Sunday, 18 April 2010

Hand in Hand in Hand

Image from Being Human: Enigmatic Images of People by Unknown Photographers

Mother was pretty oblivious, Dad was god knows where, and I was never really all that close with any of my brothers, so I guess it makes sense that, instead of imaginary friends, I came up with two imaginary sisters. Esther and Mathilde were their names. The first was just a couple years younger than me, the other five years older. Me, myself, and I, you’ll probably think, but it was more complex than that. I was already ten or eleven at the time, and I’d sit around, making up entire conversations with these two other girls. I was fascinated by all that Mathilde knew, the way Esther looked at the world. They were different, yet sisterly. They weren't just the projections of an awkward girl, vague presences in the background. They were others, they were true siblings I loved.

Mathilde wrote poetry and was always running off to Europe, returning with cigarettes and small souvenirs and tales of foriegn men. She told us once about a fairytale evening in a Viennese garden, waltzing barefoot with a baron, a married man (his wife inside doing the dishes). She talked about staying up all night in a museum and doing cartwheels across the marble floors, through prehistoric times. Also getting kissed under streetlamps in the rain.

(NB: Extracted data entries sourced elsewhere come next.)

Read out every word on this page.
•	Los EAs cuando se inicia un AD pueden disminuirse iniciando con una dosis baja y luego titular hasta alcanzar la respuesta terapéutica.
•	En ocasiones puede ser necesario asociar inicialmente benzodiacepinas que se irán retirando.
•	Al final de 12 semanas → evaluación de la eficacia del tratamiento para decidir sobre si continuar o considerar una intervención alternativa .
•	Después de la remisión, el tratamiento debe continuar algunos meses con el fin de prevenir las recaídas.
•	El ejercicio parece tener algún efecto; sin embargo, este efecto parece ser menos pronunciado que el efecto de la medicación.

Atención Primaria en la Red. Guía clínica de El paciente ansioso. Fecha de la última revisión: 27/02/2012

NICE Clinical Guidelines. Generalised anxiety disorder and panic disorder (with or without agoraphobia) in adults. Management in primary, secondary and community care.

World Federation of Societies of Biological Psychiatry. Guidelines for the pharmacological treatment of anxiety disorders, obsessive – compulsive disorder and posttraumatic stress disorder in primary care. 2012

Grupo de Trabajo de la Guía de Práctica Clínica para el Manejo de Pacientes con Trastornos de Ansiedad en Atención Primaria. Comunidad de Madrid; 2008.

Esther was a long distance runner, 9 years old and just as fast as the junior varsity champ at the local high school, a boy named Dean. She chopped all her hair off in second grade--Christopher Robin short--in order to cut down on wind resistance. She also liked stealing books from the library, conterfeiting library cards and checking things out under assumed names, whatever she could get away with. Once or twice she even passed herself off as boy, signing her name with a flourish.

Me, I was always turning to them for advice, getting their points of view on things. I also found myself saving little stories for them, things that had happened to me throughout the day, things no one else ever would have given a damned about. Just them. They had faith in even the smallest of things. Faith that real life was a hidden thing that could be discovered, collected, and cared for. Held cupped in both hands, warmly, protectively.